こう問われれば、通常は売買や取引などの経済活動の水準や勢いと答えることが多いのではないでしょうか。ただし、これだけでは「景気とは何か」という問いに対する回答として十分とはいえません。
“景気”は文化的な用語として誕生した言葉
広辞苑では、複数の意味がある場合、もともとの古い意味から順番に記載していくルールとなっています。つまり、元をたどれば“景気”という言葉は経済用語として出てきたものではないのです。

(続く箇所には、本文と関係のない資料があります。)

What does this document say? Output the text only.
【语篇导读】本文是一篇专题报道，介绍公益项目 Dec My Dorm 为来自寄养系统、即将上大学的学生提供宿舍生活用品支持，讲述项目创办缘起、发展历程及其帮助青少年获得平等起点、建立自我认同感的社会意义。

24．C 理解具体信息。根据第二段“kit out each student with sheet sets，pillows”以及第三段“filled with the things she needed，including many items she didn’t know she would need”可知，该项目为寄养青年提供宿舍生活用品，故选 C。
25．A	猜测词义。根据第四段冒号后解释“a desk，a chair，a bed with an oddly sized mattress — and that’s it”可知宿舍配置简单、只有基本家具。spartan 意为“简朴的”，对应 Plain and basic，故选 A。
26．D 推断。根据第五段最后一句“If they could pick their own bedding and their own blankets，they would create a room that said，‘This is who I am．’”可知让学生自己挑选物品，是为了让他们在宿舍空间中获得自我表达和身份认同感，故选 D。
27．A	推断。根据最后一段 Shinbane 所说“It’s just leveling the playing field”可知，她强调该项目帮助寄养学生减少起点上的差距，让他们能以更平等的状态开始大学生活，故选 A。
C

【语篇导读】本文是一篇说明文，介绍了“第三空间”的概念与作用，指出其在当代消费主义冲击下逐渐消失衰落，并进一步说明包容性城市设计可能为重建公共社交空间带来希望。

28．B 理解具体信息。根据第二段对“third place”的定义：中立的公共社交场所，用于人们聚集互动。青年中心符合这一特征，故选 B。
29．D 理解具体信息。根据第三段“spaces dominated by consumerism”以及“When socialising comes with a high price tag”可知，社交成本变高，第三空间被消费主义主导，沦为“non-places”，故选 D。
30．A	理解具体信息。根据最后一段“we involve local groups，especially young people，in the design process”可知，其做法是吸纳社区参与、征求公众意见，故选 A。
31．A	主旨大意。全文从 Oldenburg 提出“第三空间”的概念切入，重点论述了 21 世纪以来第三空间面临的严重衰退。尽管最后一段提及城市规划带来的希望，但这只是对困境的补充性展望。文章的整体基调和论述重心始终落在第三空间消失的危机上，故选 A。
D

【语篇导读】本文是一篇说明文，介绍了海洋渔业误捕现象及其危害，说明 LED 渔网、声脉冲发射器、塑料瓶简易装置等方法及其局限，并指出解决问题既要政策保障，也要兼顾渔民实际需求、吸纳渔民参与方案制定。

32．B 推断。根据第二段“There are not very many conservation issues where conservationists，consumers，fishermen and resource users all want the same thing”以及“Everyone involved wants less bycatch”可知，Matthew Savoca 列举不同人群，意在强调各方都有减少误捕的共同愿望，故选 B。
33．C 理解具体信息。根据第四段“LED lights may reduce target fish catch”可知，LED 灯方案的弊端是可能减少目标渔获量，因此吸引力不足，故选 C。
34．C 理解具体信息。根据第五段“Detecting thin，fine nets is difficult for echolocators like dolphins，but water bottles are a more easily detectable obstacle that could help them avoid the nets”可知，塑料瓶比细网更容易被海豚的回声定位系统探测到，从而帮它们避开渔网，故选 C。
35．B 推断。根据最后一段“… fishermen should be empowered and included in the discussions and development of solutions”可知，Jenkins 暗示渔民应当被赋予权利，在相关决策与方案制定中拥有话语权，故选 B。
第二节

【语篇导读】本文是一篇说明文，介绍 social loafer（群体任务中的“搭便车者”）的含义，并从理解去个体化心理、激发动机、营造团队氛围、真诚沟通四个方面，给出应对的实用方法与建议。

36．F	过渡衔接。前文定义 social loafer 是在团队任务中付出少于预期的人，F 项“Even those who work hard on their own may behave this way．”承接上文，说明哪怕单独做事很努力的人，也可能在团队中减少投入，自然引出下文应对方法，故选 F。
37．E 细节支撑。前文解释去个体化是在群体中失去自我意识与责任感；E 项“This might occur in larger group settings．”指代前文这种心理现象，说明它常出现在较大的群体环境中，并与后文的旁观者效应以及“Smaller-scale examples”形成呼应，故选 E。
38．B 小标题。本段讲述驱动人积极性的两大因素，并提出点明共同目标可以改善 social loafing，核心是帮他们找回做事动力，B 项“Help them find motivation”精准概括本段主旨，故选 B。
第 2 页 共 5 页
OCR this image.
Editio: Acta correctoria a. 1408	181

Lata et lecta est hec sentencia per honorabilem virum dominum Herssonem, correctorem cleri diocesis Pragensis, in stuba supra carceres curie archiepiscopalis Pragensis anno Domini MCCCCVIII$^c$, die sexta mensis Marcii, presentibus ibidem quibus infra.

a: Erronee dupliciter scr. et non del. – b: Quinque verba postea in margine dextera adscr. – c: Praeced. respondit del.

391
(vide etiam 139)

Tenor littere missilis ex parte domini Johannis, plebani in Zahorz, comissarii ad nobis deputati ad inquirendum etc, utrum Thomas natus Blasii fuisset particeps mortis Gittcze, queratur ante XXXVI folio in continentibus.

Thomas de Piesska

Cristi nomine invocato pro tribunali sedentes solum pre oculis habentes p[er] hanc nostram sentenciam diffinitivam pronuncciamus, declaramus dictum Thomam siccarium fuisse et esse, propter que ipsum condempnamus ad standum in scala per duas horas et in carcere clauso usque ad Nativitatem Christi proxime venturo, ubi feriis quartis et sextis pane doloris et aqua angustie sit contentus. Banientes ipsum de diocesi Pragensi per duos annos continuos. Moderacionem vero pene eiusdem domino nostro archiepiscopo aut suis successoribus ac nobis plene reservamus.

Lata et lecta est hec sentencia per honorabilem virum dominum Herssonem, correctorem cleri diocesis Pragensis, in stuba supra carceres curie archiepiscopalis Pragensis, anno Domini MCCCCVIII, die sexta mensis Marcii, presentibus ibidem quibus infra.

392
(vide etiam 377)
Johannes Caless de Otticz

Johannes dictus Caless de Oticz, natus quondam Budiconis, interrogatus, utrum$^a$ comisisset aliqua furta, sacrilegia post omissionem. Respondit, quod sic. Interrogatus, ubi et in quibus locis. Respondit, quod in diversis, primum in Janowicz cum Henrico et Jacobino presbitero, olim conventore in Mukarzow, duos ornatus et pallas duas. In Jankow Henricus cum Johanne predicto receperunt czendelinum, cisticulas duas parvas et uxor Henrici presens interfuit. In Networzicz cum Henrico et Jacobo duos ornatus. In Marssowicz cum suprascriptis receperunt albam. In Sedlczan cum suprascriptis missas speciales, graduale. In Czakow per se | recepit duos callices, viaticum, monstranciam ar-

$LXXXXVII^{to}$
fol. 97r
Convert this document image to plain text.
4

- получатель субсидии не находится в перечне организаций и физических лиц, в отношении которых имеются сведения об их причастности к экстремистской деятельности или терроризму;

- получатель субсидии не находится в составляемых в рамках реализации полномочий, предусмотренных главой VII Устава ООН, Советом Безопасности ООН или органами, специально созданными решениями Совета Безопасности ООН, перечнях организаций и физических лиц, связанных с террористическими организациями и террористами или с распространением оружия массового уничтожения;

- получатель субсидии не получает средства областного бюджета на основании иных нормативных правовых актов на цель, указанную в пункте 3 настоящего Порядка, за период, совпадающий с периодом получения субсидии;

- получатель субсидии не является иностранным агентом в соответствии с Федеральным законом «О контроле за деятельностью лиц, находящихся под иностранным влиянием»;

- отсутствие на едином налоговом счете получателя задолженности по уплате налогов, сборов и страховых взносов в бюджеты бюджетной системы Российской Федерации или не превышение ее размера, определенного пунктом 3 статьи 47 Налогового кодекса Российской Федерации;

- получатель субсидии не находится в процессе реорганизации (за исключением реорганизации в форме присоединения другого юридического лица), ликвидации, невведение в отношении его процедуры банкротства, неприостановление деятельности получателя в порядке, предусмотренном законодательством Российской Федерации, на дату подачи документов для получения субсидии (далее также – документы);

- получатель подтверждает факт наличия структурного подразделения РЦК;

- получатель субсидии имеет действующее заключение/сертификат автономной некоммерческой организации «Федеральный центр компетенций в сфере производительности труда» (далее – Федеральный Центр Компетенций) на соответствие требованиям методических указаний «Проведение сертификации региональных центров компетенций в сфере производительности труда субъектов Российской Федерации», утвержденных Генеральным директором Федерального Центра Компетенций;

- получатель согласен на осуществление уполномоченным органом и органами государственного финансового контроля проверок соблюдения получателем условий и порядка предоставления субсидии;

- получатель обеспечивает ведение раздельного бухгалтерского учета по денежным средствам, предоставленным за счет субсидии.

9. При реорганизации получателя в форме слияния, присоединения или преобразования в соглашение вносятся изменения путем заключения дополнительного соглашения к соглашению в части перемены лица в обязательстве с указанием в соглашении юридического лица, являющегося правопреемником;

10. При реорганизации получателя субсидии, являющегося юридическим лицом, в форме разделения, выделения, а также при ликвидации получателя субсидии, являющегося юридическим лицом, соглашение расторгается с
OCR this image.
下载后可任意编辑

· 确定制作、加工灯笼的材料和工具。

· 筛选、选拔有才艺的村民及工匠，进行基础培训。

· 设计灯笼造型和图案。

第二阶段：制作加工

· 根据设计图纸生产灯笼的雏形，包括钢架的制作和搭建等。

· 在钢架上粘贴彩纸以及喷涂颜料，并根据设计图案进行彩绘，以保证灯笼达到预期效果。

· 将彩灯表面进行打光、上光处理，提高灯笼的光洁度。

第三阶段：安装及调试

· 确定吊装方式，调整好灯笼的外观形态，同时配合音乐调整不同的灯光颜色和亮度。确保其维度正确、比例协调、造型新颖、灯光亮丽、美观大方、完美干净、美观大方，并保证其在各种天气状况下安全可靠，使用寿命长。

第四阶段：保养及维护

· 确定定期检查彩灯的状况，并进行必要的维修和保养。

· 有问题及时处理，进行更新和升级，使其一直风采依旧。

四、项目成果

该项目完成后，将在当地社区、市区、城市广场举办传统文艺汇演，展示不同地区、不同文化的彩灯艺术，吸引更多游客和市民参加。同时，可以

“景気”とは風景画(山水画)など文化的な用語として誕生した言葉です。風景は、景気の強くみなぎった場所のことを指し、この景気とはあたりの景色の精力や力のことをいいます。そのため、風景が良いところには景気がみなぎっている、ということになるのです。
“景気”は経済の活力を表すバロメーター
また“景気”は心理的要因によっても大きく左右され、経済活動が活発化するためには多くの人のマインドが改善していかなければなりません。そして、マインドの改善がまた経済に好循環を生むことになるのです。しかし、人びとの意識は相対的なものであり、たとえ経済活動が高い水準にあったとしても、潜在的にはもっと出来るはずだと考えていれば、マインドは低くなりがちです。
ただし、“景気”は特定の事象を指すものではなく、漠然と世の中に漂う雰囲気ともいえ、捉えどころがないものでもあります。TDB景気動向調査は、この景気に対する企業経営者の意識を捉えることを通じて、経済活動の状況を理解することを企図しています。これによって、より良い日本経済に貢献する一助となれば幸甚です。